Gwyneth Cravens’s new book Power to Save the World: The Truth About Nuclear Energy has been released and should be available in book stores around the US. I recently received my bound edition after having received and read an advance copy about six weeks ago. It will make a valuable edition for any library. I highly recommend that you put this book on your Christmas shopping list – not necessarily for yourself, but for all of those friends of yours who do not understand your fascination with a controversial technology.
I took a quick look around the web and found Cravens’s book at Amazon, Barnes and Noble, and Random House.
There is an Atomic Show interview with Cravens and Rip Anderson, the man who served as the tour guide for her journey of discovery about atomic truth. It is a two part interview; the second part will be available in a day or so.
I also found a review of “Power to Save the World” written by Bill McKibben titled ATOMIC IDYLL: Global warming has given nuclear power new appeal. But is the cost too great?. That review was written for the National Resources Defense Council (NRDC) web site.
As people who have followed nuclear politics for long will note – NRDC is pretty agnostic when it comes to nuclear power. They have a lot of reservations, but are not as adamantly opposed as some groups like Sierra Club or Nuclear Information and Resource Service (NIRS). The review is reasonable and recognizes that Cravens has done a lot of homework, but it criticizes her for not interviewing people with opposing views – people like my favorite Harvard and Oxford drop out, Amory Lovins.
It frosts me to read passages like the following from someone who advocates a questioning attitude about all forms of power:
If she’d driven north for a day from New Mexico, for instance, she could have spent some time with Amory Lovins, director of the Rocky Mountain Institute and longtime advocate of a different energy path. As charismatic in his way as Anderson is (though not as laconic), Lovins has been working with myriad Fortune 500 companies (and the Department of Defense) in recent years to plot a very different energy future. Instead of promoting the massive and centralized power system represented by nuclear energy, Lovins imagines a much more supple, decentralized electricity grid — “distributed power,” he calls it — taking advantage of everything from solar and wind to cogeneration and small-scale natural gas. And he’s been doing more than imagine it. He’s been watching it grow, much faster than nuclear power is growing.

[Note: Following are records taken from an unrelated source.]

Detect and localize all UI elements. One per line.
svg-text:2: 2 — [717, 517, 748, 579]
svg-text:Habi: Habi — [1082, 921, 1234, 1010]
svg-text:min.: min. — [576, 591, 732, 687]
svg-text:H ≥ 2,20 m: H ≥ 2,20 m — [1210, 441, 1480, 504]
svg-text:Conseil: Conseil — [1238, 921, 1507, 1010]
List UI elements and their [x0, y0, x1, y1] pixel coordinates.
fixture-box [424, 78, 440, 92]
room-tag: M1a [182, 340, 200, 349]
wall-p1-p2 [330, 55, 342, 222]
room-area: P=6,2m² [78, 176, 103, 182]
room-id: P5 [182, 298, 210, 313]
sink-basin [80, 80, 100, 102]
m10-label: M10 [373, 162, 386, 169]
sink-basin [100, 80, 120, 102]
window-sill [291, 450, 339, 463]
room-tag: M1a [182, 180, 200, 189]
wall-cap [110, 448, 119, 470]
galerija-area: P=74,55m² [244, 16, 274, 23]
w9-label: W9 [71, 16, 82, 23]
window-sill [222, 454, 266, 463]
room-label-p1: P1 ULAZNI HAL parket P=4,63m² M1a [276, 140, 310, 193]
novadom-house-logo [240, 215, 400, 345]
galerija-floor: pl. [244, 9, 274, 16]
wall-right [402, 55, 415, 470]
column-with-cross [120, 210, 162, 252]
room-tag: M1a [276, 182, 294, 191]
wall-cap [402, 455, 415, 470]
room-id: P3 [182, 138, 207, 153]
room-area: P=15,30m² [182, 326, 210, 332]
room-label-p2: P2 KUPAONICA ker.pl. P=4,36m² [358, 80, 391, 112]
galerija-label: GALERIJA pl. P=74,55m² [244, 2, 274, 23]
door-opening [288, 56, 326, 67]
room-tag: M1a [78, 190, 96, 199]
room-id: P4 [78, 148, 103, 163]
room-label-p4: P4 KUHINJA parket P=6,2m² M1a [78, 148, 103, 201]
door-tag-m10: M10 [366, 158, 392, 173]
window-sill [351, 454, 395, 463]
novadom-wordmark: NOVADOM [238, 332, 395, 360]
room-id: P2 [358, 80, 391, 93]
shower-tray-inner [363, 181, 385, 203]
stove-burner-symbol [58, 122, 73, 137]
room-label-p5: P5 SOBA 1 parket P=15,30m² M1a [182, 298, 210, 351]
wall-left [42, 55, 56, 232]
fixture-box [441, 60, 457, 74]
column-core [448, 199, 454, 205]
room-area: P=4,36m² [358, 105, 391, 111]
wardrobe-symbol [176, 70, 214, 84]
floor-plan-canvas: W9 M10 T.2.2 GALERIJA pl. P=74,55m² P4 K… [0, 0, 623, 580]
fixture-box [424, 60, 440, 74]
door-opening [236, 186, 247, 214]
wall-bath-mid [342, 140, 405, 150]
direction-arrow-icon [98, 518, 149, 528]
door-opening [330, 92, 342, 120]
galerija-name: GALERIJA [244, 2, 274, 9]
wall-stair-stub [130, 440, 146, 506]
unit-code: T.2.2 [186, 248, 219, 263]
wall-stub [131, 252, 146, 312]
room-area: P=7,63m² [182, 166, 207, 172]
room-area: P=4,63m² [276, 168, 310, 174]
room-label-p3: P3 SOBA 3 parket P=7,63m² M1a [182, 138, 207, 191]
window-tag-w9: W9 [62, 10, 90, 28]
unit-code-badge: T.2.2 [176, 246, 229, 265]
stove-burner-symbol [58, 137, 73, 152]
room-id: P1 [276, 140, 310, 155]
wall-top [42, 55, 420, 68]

Lovins is a gospel preacher, too. He’s been harping on energy conservation for two decades, and with increasing success (big companies like DuPont have managed to trim their energy budgets radically; Lovins’s own house high in the Rockies uses essentially no energy in the course of a year). While private capital is financing the growth in micropower, “only huge subsidies have kept the nuclear power industry alive,” Lovins says. Reactors, he notes, “are bought only by central planners.”
When I get back from my day job, I might take the time to poke holes in every one of the above assertions. In my absence, perhaps you dear readers can take some shots.
In the meantime – go buy “Power to Save the World” from your favorite vendor. If it is not in your local book store, ask for it. Show that there is real interest in this important topic.